The struggle for gender equality began with first wave feminism fighting for the end of slavery and for women’s suffrage covering the period from 1830 to 1930 (Walters 2005). The second wave can be traced from the 1960s to the early 1980s and addressed equal opportunities, anti-discrimination policies and reproductive rights (Evans 1995). Third generation feminists arose in the early 1990s and foregrounded differences between women, giving voice to marginalised groups within the broader constituency of women. It was also responding to the perceived failures of the second wave to roll out the gains in political and economic freedoms far beyond universal suffrage to representation at the highest level of politics, business and the professions. Third wave feminists also challenged binaries like male/female, deconstructing gender stereotypes, making space for men to be feminists too (Gillis et al 2007). The third wave morphed into the fourth wave from the early 2000s, especially in the UK, giving rise to a myriad of groups addressing a range of issues like sexist behaviours, objectification of women, gender violence and persistent economic inequality. The fourth wave is distinguished by the harnessing of the internet for debate and dissemination purposes (Cochrane 2013).
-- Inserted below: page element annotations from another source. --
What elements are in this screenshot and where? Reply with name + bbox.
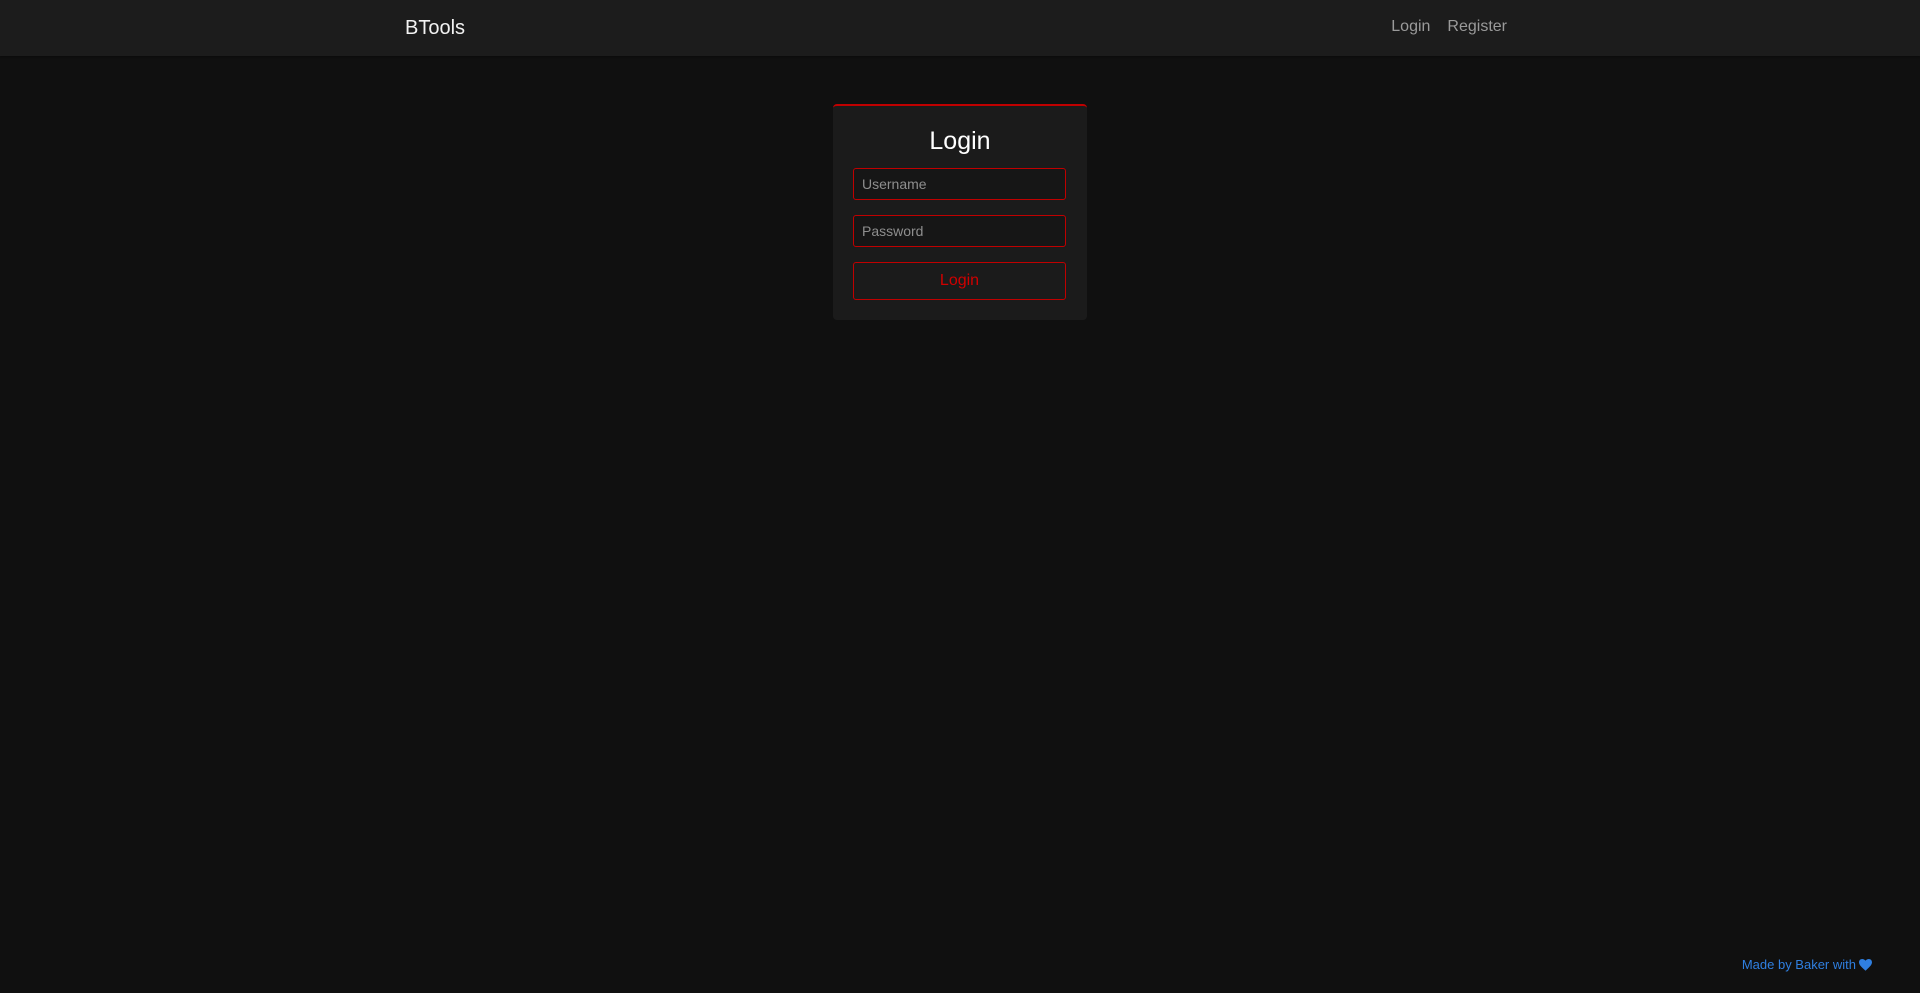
nav-register-link[interactable]: Register (1447, 16, 1507, 38)
heart-icon (1859, 959, 1872, 971)
footer-text: Made by Baker with (1741, 957, 1856, 972)
nav-login-link[interactable]: Login (1391, 16, 1430, 38)
login-card: Login Login (833, 104, 1087, 320)
nav-links: Login Register (1391, 16, 1507, 38)
brand-link[interactable]: BTools (405, 15, 465, 41)
login-button[interactable]: Login (853, 262, 1066, 300)
password-input[interactable] (853, 215, 1066, 247)
top-navbar: BTools Login Register (0, 0, 1920, 56)
login-title: Login (929, 127, 991, 155)
footer-credit: Made by Baker with (1742, 957, 1872, 973)
username-input[interactable] (853, 168, 1066, 200)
These waves of feminism in broader society are reflected in the childbirth realm by women’s struggles over the past 50 years for birthing autonomy (Edwards 2005), by resistance to the ongoing medicalization of childbirth across the world (Johanson et al 2002) and by the historically conflictual relationship between midwives and obstetricians (Donnison 1988). Competition for control over the terrain of childbirth remains an enduring feature of the maternity care landscape.